Twenty-five scientific papers have been produced in the first two years of operation of the European space observatory.

Launched in 2009, the Planck Space Telescope has nearly completed three of its four planned surveys of the entire sky. The goal of the Planck is to study the oldest source of light in the Universe, which will reveal more details about the formation and evolution of the Universe.

However, the radiation left over from the Big Bang is distorted by objects in the foreground, like galaxies, stars, gas and dust. The Planck team has produced a guidebook of 10,000 foreground objects that will become targets for future study, including several new astronomical structures:

• 189 gigantic clusters of galaxies, including 20 that have never been seen before;

• cold dust clouds where stars are forming, among the coldest ever discovered, and the first all-sky census;

• dark gas, a previously undetected type of molecular gas found clinging to the edges of giant molecular clouds in the Milky Way, and which may have an impact on galaxy formation and evolution; and,

• peculiar grains of cold dust that spin up to 10 billion times per second.

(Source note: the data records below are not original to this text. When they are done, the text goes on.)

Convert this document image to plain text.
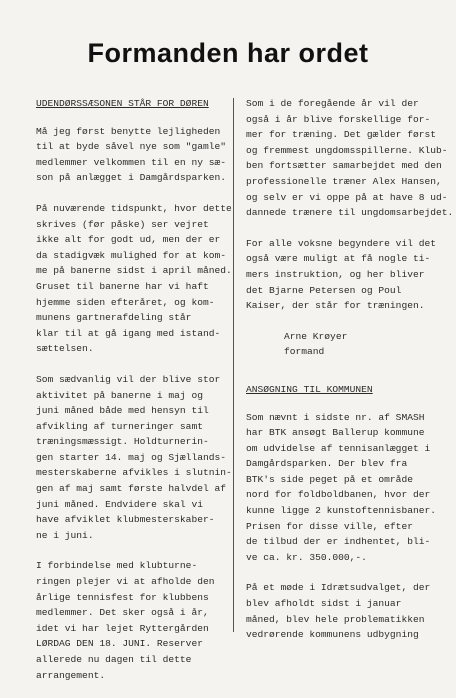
Formanden har ordet
UDENDØRSSÆSONEN STÅR FOR DØREN
Må jeg først benytte lejligheden
til at byde såvel nye som "gamle"
medlemmer velkommen til en ny sæ-
son på anlægget i Damgårdsparken.
På nuværende tidspunkt, hvor dette
skrives (før påske) ser vejret
ikke alt for godt ud, men der er
da stadigvæk mulighed for at kom-
me på banerne sidst i april måned.
Gruset til banerne har vi haft
hjemme siden efteråret, og kom-
munens gartnerafdeling står
klar til at gå igang med istand-
sættelsen.
Som sædvanlig vil der blive stor
aktivitet på banerne i maj og
juni måned både med hensyn til
afvikling af turneringer samt
træningsmæssigt. Holdturnerin-
gen starter 14. maj og Sjællands-
mesterskaberne afvikles i slutnin-
gen af maj samt første halvdel af
juni måned. Endvidere skal vi
have afviklet klubmesterskaber-
ne i juni.
I forbindelse med klubturne-
ringen plejer vi at afholde den
årlige tennisfest for klubbens
medlemmer. Det sker også i år,
idet vi har lejet Ryttergården
LØRDAG DEN 18. JUNI. Reserver
allerede nu dagen til dette
arrangement.
Som i de foregående år vil der
også i år blive forskellige for-
mer for træning. Det gælder først
og fremmest ungdomsspillerne. Klub-
ben fortsætter samarbejdet med den
professionelle træner Alex Hansen,
og selv er vi oppe på at have 8 ud-
dannede trænere til ungdomsarbejdet.
For alle voksne begyndere vil det
også være muligt at få nogle ti-
mers instruktion, og her bliver
det Bjarne Petersen og Poul
Kaiser, der står for træningen.
Arne Krøyer
formand
ANSØGNING TIL KOMMUNEN
Som nævnt i sidste nr. af SMASH
har BTK ansøgt Ballerup kommune
om udvidelse af tennisanlægget i
Damgårdsparken. Der blev fra
BTK's side peget på et område
nord for foldboldbanen, hvor der
kunne ligge 2 kunstoftennisbaner.
Prisen for disse ville, efter
de tilbud der er indhentet, bli-
ve ca. kr. 350.000,-.
På et møde i Idrætsudvalget, der
blev afholdt sidst i januar
måned, blev hele problematikken
vedrørende kommunens udbygning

The Planck survey will help trace the large-scale distribution of star-forming galaxies, as well as provide information about the still-unclear link between dark matter and star-forming galaxies.

Some astronomers believe that dark matter may provide the skeleton for galaxies to form and evolve. The Planck catalogue will also shed new light on well known-but poorly understood-objects, like compact clumps of cold dust that string together to form huge filaments in our own galaxy, the Milky Way.

These extremely cold objects may hold clues to the history of how stars form. The Planck Space Telescope will continue to survey the Universe, with its next data release scheduled for January 2013.

The Planck Space Telescope mission is led by the European Space Agency, and includes contributions from the Canadian Space Agency (CSA).

The CSA funds two Canadian research teams that are part of the Planck science collaboration, and who participated in the development of both of Planck’s science instruments, the Low Frequency Instrument (LFI) and the High Frequency Instrument (HFI).

Professor Douglas Scott of the University of British Columbia is leading the Canadian LFI team. The HFI team is led by Professor J. Richard Bond of the University of Toronto.